I talked about the celiac issue. Farm Pure produces oat pasta. Celiacs, only 3% of whom have been identified, have a terrible life. They can't eat. In Regina, there's a plant that produces pure oat pasta. Okay. Now the issue becomes whether the regulatory regime is set up to reward differentiation or to reward harmony. Farmers are, of course, entrepreneurs. The land in Canada represents an enormous asset for entrepreneurs to dream and work on. Some of the mechanisms in place don't reward that the way they do in other businesses, and I made the case about energy and mining and what not. There are ways the Government of Canada could see investors mobilize capital, as the 196 shareholders in Farm Pure do. Go to an annual meeting of this company. These are people from all across western Canada. They're dreaming about the future, and they're betting on it. I'm not saying it's an easy business at all, but it is a business, and business and entrepreneurship are about people being able to live their dreams.
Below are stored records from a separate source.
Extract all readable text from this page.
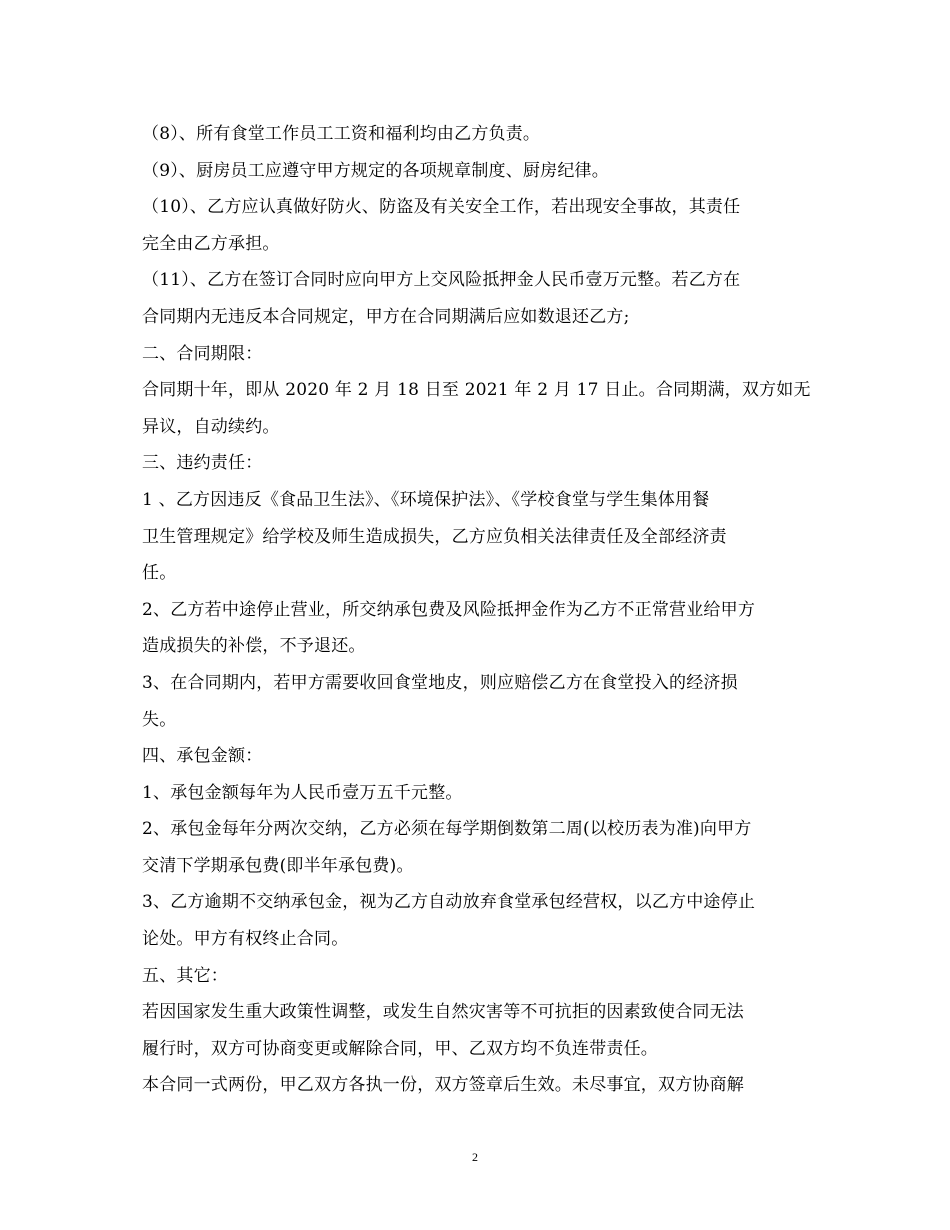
（8）、所有食堂工作员工工资和福利均由乙方负责。
（9）、厨房员工应遵守甲方规定的各项规章制度、厨房纪律。
（10）、乙方应认真做好防火、防盗及有关安全工作，若出现安全事故，其责任
完全由乙方承担。
（11）、乙方在签订合同时应向甲方上交风险抵押金人民币壹万元整。若乙方在
合同期内无违反本合同规定，甲方在合同期满后应如数退还乙方;
二、合同期限：
合同期十年，即从 2020 年 2 月 18 日至 2021 年 2 月 17 日止。合同期满，双方如无
异议，自动续约。
三、违约责任：
1 、乙方因违反《食品卫生法》、《环境保护法》、《学校食堂与学生集体用餐
卫生管理规定》给学校及师生造成损失，乙方应负相关法律责任及全部经济责
任。
2、乙方若中途停止营业，所交纳承包费及风险抵押金作为乙方不正常营业给甲方
造成损失的补偿，不予退还。
3、在合同期内，若甲方需要收回食堂地皮，则应赔偿乙方在食堂投入的经济损
失。
四、承包金额：
1、承包金额每年为人民币壹万五千元整。
2、承包金每年分两次交纳，乙方必须在每学期倒数第二周(以校历表为准)向甲方
交清下学期承包费(即半年承包费)。
3、乙方逾期不交纳承包金，视为乙方自动放弃食堂承包经营权，以乙方中途停止
论处。甲方有权终止合同。
五、其它：
若因国家发生重大政策性调整，或发生自然灾害等不可抗拒的因素致使合同无法
履行时，双方可协商变更或解除合同，甲、乙双方均不负连带责任。
本合同一式两份，甲乙双方各执一份，双方签章后生效。未尽事宜，双方协商解
2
That's the language that has to be associated with this industry. Saskatchewan Agrivision in this province has a competition to identify the 500 best farmers in Saskatchewan. I think there are some people in Saskatchewan who don't think there are 500 good farmers. That's BS. They're great farmers, and the competition is all about the 501st, because if you come 501st, then next year you want to be in the 500.
When we change the language of agriculture so that the 500 are now 600 are now 10,000, we won't have to worry. Look what's happened to the value of land in this province with the ethanol announcements. It's amazing what's going on across western Canada now on the farm. But are the public structures set up in a way to handle what an entrepreneur needs? Is there a responsive regulatory regime that recognizes differentiation, that cuts the distance between the producer and the end user?
It's that kind of environment that I think has to be worked on.